Our study extends genetic association studies for two previously reported loci in a large number of Chinese patients with narcolepsy/hypocretin deficiency. We also took advantage of the fact that most patients with narcolepsy diagnosed at Beijing are diagnosed rapidly after disease onset (most frequently as children, see Han et al. [22]), and are untreated at the time of evaluation and diagnosis, allowing for a baseline measure of severity to compare the effects of genotypes at three loci on disease severity and age of onset.

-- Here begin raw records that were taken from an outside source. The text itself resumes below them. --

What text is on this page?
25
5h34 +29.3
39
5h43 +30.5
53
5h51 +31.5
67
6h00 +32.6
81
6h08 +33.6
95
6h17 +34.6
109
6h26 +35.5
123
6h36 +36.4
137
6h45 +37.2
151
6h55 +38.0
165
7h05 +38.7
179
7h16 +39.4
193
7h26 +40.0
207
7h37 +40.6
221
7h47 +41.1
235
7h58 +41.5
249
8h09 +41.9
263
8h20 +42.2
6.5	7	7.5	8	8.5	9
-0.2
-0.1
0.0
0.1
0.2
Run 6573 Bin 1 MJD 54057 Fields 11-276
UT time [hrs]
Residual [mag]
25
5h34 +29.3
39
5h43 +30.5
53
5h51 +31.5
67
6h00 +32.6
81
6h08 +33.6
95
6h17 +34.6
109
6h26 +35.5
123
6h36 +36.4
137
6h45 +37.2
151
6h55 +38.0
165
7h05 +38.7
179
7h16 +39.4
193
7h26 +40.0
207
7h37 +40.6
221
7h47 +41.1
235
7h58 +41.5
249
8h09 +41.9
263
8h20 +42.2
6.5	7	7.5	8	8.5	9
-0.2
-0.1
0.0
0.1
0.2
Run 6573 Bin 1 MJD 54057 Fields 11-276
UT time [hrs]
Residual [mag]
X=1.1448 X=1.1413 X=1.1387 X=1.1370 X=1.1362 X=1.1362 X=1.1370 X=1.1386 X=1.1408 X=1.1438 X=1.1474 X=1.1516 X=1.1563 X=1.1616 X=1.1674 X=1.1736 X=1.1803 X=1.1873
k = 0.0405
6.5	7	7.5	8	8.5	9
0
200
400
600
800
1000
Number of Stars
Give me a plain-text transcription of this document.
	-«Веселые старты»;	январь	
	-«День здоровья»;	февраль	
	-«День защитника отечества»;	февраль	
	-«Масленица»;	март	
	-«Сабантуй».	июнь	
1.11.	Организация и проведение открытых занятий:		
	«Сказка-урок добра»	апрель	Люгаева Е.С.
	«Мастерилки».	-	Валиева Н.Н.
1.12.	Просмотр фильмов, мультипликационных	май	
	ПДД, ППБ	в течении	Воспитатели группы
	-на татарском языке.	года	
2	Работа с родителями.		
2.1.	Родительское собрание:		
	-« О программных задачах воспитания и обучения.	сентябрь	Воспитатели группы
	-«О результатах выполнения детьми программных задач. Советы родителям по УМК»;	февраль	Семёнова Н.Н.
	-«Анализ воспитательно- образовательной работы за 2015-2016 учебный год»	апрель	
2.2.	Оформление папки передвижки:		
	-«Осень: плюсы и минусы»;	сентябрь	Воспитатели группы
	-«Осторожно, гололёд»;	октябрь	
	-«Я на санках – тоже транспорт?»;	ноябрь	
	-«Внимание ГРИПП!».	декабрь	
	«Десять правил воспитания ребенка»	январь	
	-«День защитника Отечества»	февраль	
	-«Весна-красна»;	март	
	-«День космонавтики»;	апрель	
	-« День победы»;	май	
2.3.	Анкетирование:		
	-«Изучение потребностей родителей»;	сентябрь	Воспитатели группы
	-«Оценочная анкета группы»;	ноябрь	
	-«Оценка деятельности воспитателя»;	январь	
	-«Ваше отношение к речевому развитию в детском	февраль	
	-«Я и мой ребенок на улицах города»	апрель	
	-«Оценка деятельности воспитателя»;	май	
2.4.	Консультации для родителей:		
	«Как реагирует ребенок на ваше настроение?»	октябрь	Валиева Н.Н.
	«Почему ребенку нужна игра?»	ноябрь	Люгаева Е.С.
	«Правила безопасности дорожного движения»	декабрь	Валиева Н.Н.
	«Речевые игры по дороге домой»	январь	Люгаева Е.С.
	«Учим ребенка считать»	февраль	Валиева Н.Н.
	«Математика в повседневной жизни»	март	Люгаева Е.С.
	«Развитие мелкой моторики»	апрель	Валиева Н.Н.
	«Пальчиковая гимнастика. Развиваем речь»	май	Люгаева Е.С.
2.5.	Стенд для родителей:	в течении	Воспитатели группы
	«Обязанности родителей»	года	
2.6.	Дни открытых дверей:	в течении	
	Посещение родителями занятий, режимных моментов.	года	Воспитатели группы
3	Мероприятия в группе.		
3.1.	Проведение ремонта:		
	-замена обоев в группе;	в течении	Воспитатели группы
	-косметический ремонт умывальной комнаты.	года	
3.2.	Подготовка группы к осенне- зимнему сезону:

Unlike results reported for a Japanese sample, we could not replicate the CPT1B/CHKB rs5770917C association in this Chinese sample. In fact, the effect found in this sample was opposite to that reported in Miyagawa, although not significantly. Miyagawa et al. (2008) [18], used a GWA design in 222 Japanese individuals with narcolepsy and 389 Japanese controls, with replication of top hits in 159 Japanese individuals with narcolepsy and 190 Japanese controls, and found a strong association of rs5770917C in this sample, although not reaching the 5x10⁻⁸p value generally accepted as genome wide significant (allele frequency 0.24 versus 0.14, OR = 1.79, combined P = 4.4×10⁻⁷). Interestingly, the polymorphism replicated weakly in a small sample of 115 cases versus 309 controls of Korean descent (0.25 versus 0.19, OR= 1.40, p=0.03) and showed non-significant trends in small samples of African Americans and Caucasians [8]. The testing of two larger Caucasian samples [8], however, did not confirm this association, although allele frequency in this ethnic group is low (0.04–0.05) and thus power is limited.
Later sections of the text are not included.